The number of core genera at 10% | 75% ranged from 0 (palatine tonsils, saliva, subgingival plaque, and supragingival plaque) to 2 (keratinized gingiva and anterior nares). However the majority of body habitats only consisted of 1 core genus. At 1% | 80%, the number of identified core taxa increased more rapidly for oral and stool regions, while vaginal regions remained constant at 1 core genus. This pattern of either rapid or almost no increase in core genera followed suit through the cutoffs of 0.1% | 85% and 0.01% | 90%, as well.

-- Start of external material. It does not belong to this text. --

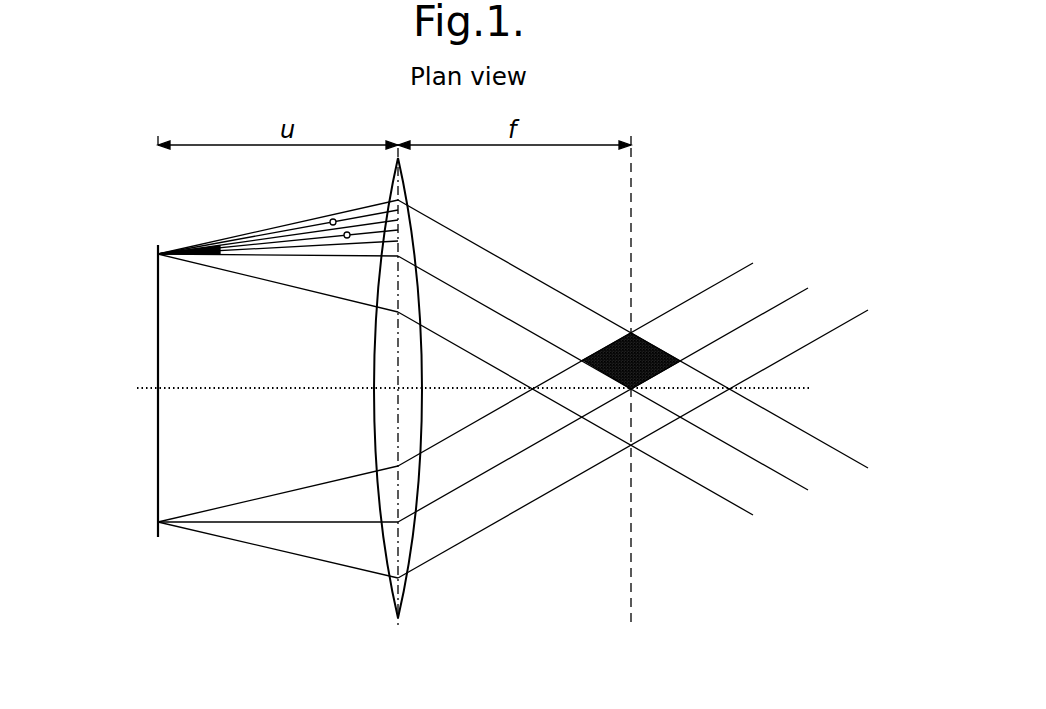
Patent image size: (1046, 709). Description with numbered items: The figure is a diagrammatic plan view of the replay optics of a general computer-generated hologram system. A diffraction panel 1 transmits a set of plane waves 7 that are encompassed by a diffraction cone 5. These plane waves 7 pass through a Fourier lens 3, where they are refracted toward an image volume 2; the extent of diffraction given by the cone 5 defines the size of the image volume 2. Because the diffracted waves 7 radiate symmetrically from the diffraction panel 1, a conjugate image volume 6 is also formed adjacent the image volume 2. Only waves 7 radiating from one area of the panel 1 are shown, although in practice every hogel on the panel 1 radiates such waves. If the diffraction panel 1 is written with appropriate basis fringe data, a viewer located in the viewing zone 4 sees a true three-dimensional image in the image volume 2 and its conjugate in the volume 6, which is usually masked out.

At 0.01% | 90%, the vaginal body habitats of mid vagina and posterior fornix, maintained a core genus count of 1, but saliva and subgingival plaque reached significantly higher core genera counts of twenty-six and twenty-three, respectively.

The core genera members for 1% | 80% and 10% | 75% are named in Table 2 (Core Family and Genera at 10% | 75% and 1% | 80%). The core genera at 10% | 75% were a subset of the core for those identified at 1% | 80%, and have been identified with bullet glyphs on the left-hand side of the names in Table 2 (The Number of Core Genera and OTUs at Selected Ubiquity and Abundance Cutoffs). At the cutoff of 10% | 75%, Streptococcus was revealed as a core member in the body habitats of buccal mucosa, hard plate, keratinized gingiva, throat and tongue dorsum. Keratinized gingiva also had a second core member of Pasteurellacaeae unclassified. (See “The Core OTUs” section for how the core Pasteurellacaeae unclassified was divided into OTUs.) All skin habitats maintained Propionibacterium in their core, however Corynebacterium was also present when anterior nares was examined. The anterior nares habitat is dissimilar to the other 4 skin habitats, in that it is adjacent to the mucosal membrane of the nasal cavities. Across the 3 vaginal habitats, Lactobacillus was consistently found in each respective core. For the stool habitat, only Bacteroides was considered a core member.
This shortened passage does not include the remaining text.